The Court also held that the operator of the freezer was entitled to summary judgment on plaintiff's claims under Labor Law 200. Unlike the other sections of the Labor Law, section 200 merely codifies the "common law duty imposed upon an owner or general contractor to maintain a safe construction site," and does not impose strict liability. The operator of the freezer had no control over the premises where the action occurred, and therefore could not be held liable under section 200.

Down in a hole

Kobel v Niagra Mohawk Power Corp., 2011 NY Slip Op 02581

Plaintiff Tim Kobel "slipped and fell backwards while working at the bottom of a manhole." Niagra Mohawk owned . . . the hole, I guess. Plaintiff alleged violations of Labor Law 200 (general duty of owner to provide safe work site), and two claims under 241(6) (violation of specific regulations, in this case a regulation prohibiting work on a slippery surface and a regulation prohibiting work around hazardous openings). The trial court refused to grant NiMo summary judgment on any ground.

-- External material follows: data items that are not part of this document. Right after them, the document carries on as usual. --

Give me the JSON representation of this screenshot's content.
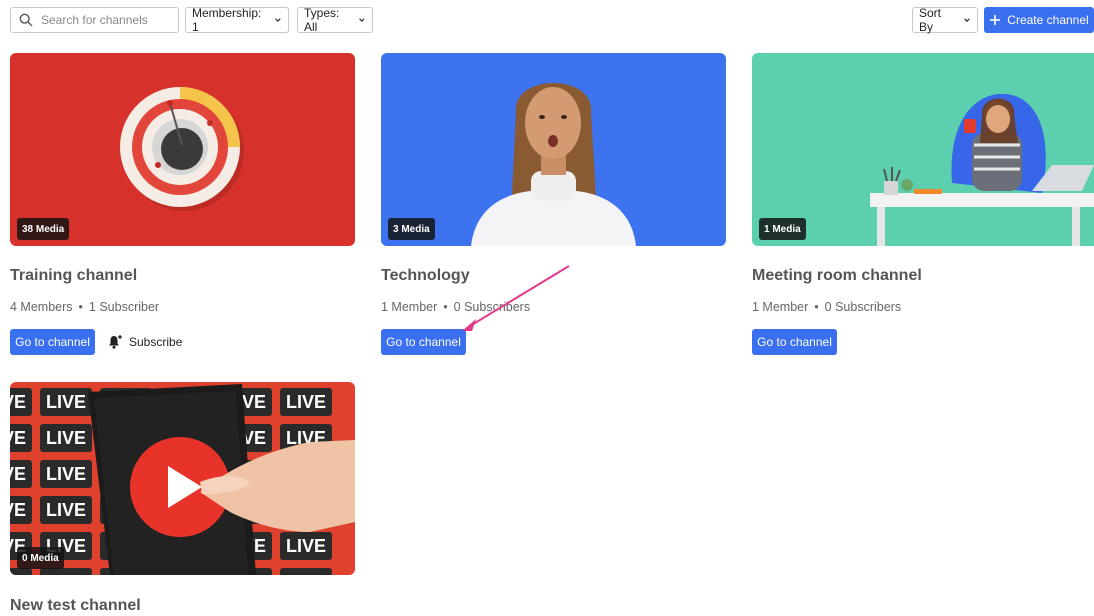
{
  "toolbar": {
    "search_placeholder": "Search for channels",
    "membership_label": "Membership: 1",
    "types_label": "Types: All",
    "sort_label": "Sort By",
    "create_label": "Create channel"
  },
  "channels": [
    {
      "title": "Training channel",
      "media_badge": "38 Media",
      "members": "4 Members",
      "subscribers": "1 Subscriber",
      "go_label": "Go to channel",
      "subscribe_label": "Subscribe",
      "thumb_color": "#d6312a"
    },
    {
      "title": "Technology",
      "media_badge": "3 Media",
      "members": "1 Member",
      "subscribers": "0 Subscribers",
      "go_label": "Go to channel",
      "thumb_color": "#3e73ef"
    },
    {
      "title": "Meeting room channel",
      "media_badge": "1 Media",
      "members": "1 Member",
      "subscribers": "0 Subscribers",
      "go_label": "Go to channel",
      "thumb_color": "#5ccfae"
    },
    {
      "title": "New test channel",
      "media_badge": "0 Media",
      "thumb_color": "#e0402e",
      "live_text": "LIVE"
    }
  ],
  "colors": {
    "primary": "#3a6ff0",
    "annotation_arrow": "#e23a8a"
  },
  "icons": {
    "search": "search-icon",
    "chevron": "chevron-down-icon",
    "plus": "plus-icon",
    "bell": "bell-plus-icon"
  }
}
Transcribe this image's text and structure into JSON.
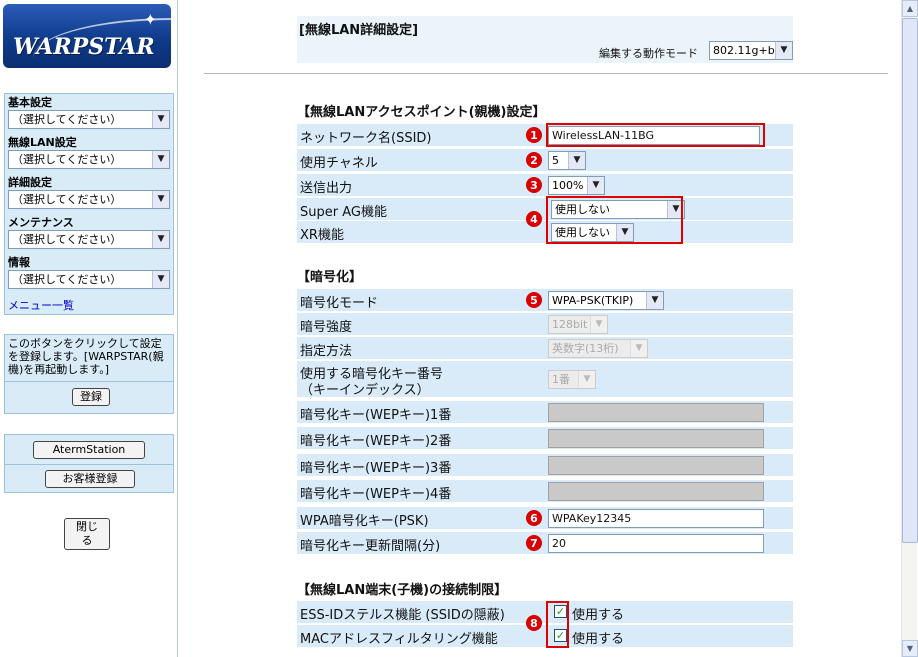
{
  "logo": {
    "text": "WARPSTAR"
  },
  "nav": {
    "groups": [
      {
        "label": "基本設定",
        "select": "（選択してください）"
      },
      {
        "label": "無線LAN設定",
        "select": "（選択してください）"
      },
      {
        "label": "詳細設定",
        "select": "（選択してください）"
      },
      {
        "label": "メンテナンス",
        "select": "（選択してください）"
      },
      {
        "label": "情報",
        "select": "（選択してください）"
      }
    ],
    "menu_list": "メニュー一覧"
  },
  "register": {
    "text": "このボタンをクリックして設定を登録します。[WARPSTAR(親機)を再起動します。]",
    "button": "登録"
  },
  "links": {
    "aterm_station": "AtermStation",
    "customer_register": "お客様登録"
  },
  "close_button": "閉じる",
  "header": {
    "title": "[無線LAN詳細設定]",
    "mode_label": "編集する動作モード",
    "mode_value": "802.11g+b"
  },
  "ap_section": {
    "title": "【無線LANアクセスポイント(親機)設定】",
    "ssid_label": "ネットワーク名(SSID)",
    "ssid_value": "WirelessLAN-11BG",
    "channel_label": "使用チャネル",
    "channel_value": "5",
    "power_label": "送信出力",
    "power_value": "100%",
    "super_ag_label": "Super AG機能",
    "super_ag_value": "使用しない",
    "xr_label": "XR機能",
    "xr_value": "使用しない"
  },
  "enc_section": {
    "title": "【暗号化】",
    "mode_label": "暗号化モード",
    "mode_value": "WPA-PSK(TKIP)",
    "strength_label": "暗号強度",
    "strength_value": "128bit",
    "method_label": "指定方法",
    "method_value": "英数字(13桁)",
    "keyindex_label_1": "使用する暗号化キー番号",
    "keyindex_label_2": "（キーインデックス）",
    "keyindex_value": "1番",
    "wep1_label": "暗号化キー(WEPキー)1番",
    "wep2_label": "暗号化キー(WEPキー)2番",
    "wep3_label": "暗号化キー(WEPキー)3番",
    "wep4_label": "暗号化キー(WEPキー)4番",
    "psk_label": "WPA暗号化キー(PSK)",
    "psk_value": "WPAKey12345",
    "interval_label": "暗号化キー更新間隔(分)",
    "interval_value": "20"
  },
  "client_section": {
    "title": "【無線LAN端末(子機)の接続制限】",
    "stealth_label": "ESS-IDステルス機能 (SSIDの隠蔽)",
    "stealth_check": "使用する",
    "mac_label": "MACアドレスフィルタリング機能",
    "mac_check": "使用する"
  },
  "badges": [
    "1",
    "2",
    "3",
    "4",
    "5",
    "6",
    "7",
    "8"
  ],
  "colors": {
    "accent_red": "#d80000",
    "row_bg": "#d9ebf8",
    "nav_bg": "#d8ebf7"
  }
}
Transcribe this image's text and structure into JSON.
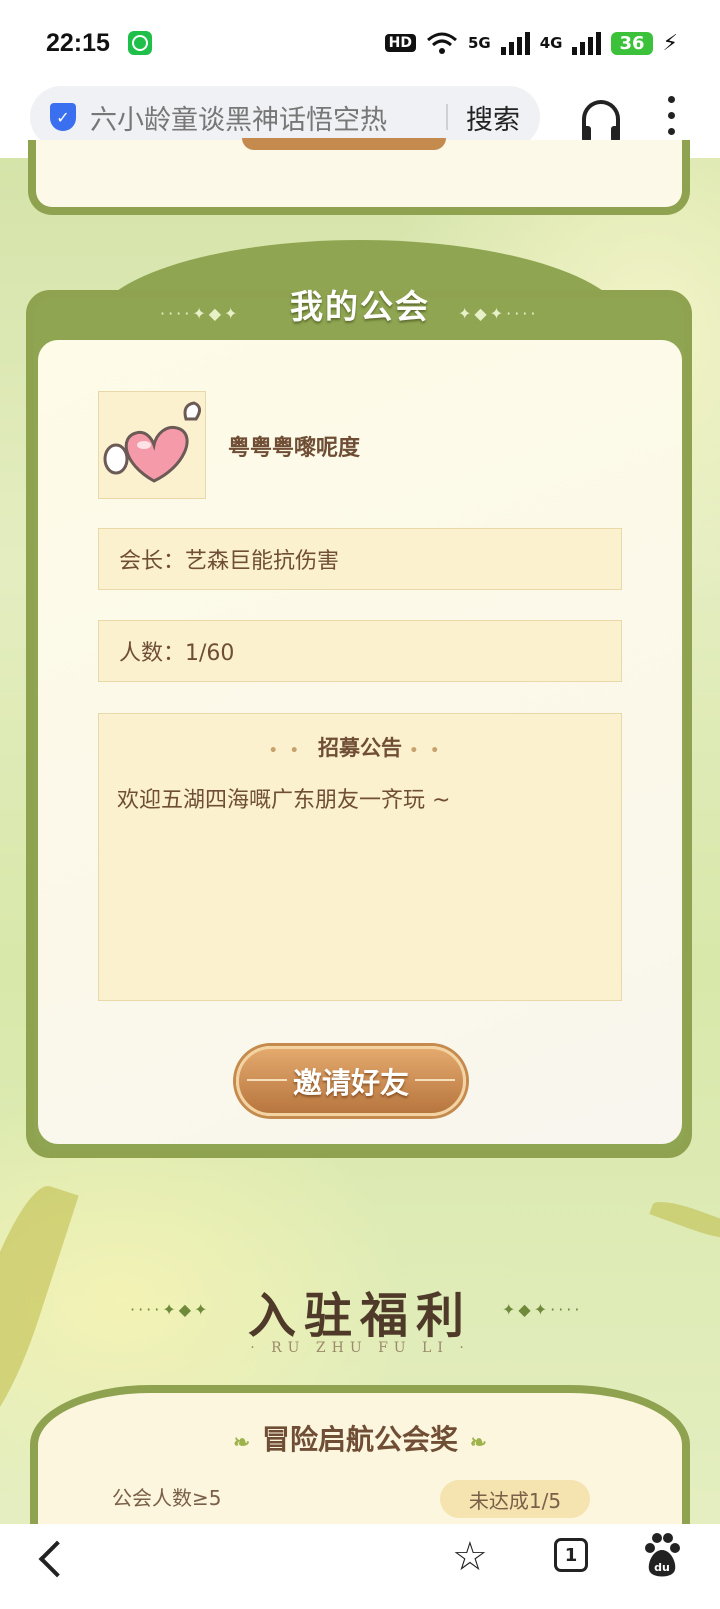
{
  "status_bar": {
    "time": "22:15",
    "hd_label": "HD",
    "net_5g": "5G",
    "net_4g": "4G",
    "battery": "36"
  },
  "browser": {
    "query": "六小龄童谈黑神话悟空热",
    "search_label": "搜索"
  },
  "guild": {
    "title": "我的公会",
    "name": "粤粤粤嚟呢度",
    "leader": "会长：艺森巨能抗伤害",
    "members": "人数：1/60",
    "notice_title": "招募公告",
    "notice_text": "欢迎五湖四海嘅广东朋友一齐玩 ~",
    "invite_label": "邀请好友"
  },
  "welfare": {
    "title": "入驻福利",
    "subtitle": "· RU ZHU FU LI ·",
    "reward_title": "冒险启航公会奖",
    "condition": "公会人数≥5",
    "progress_label": "未达成1/5"
  },
  "bottom_nav": {
    "tab_count": "1"
  },
  "colors": {
    "frame_green": "#8ea24f",
    "button_brown": "#c58a4d",
    "panel_cream": "#fbf1cf",
    "text_brown": "#6f4e35"
  }
}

The Fourth Department affirmed in part. The Court kept alive the section 200 claim because NiMo failed to establish as a matter of law that it did not have actual or constructive notice of the dangerous condition at the bottom of the manhole. The Court also allowed the plaintiff to proceed under section 240(6) for a violation of the regulation prohibiting work on slippery surfaces, noting that the surface itself does not need to be elevated for the regulation to apply and that the regulation was sufficiently specific to support liability under section 240(6).

The Court did reverse, however, and grant NiMo summary judgment on one ground, holding that the "sump hole" plaintiff stepped in at the bottom of the manhole was not a "hazardous opening" under the regulations.

On the Catwalk

Timmons v Barrett Paving Materials, Inc., 2011 NY Slip Op 02605

It is a great irony that so many plaintiffs seeking protection of the Labor Law--a statutory scheme that seeks to encourage safe practices at construction sites--engage in some truly reckless practices. Enter plaintiff Timmons. He tack-welded a cat-walk in place, and discovered after doing so that the whole structure was tilting a bit to starboard. Rather than un-tack the weld and try again, "Timmons' coworker attempted to level the catwalk by pushing down on it with a manlift while Timmons, who was standing on a lower catwalk, prepared to weld a support gusset underneath the tack-welded catwalk."

This worked out about as well as you would expect. The cat-walk broke free, striking Timmons and pinning him between the catwalks. The Fourth Department held that Labor Law 240(1) did not apply, because the catwalk was "not an object being hoisted or secured," i.e. there was no elevation-related risk.

The Court went on to hold that the owner could not be held liable under Labor Law 200 because, while the owner's plant superintendent generally oversaw the work and was generally in charge of job safety, such a general oversight duty is not sufficient to hold the owner liable for "dangerous conditions aris[ing] from the contractor's methods."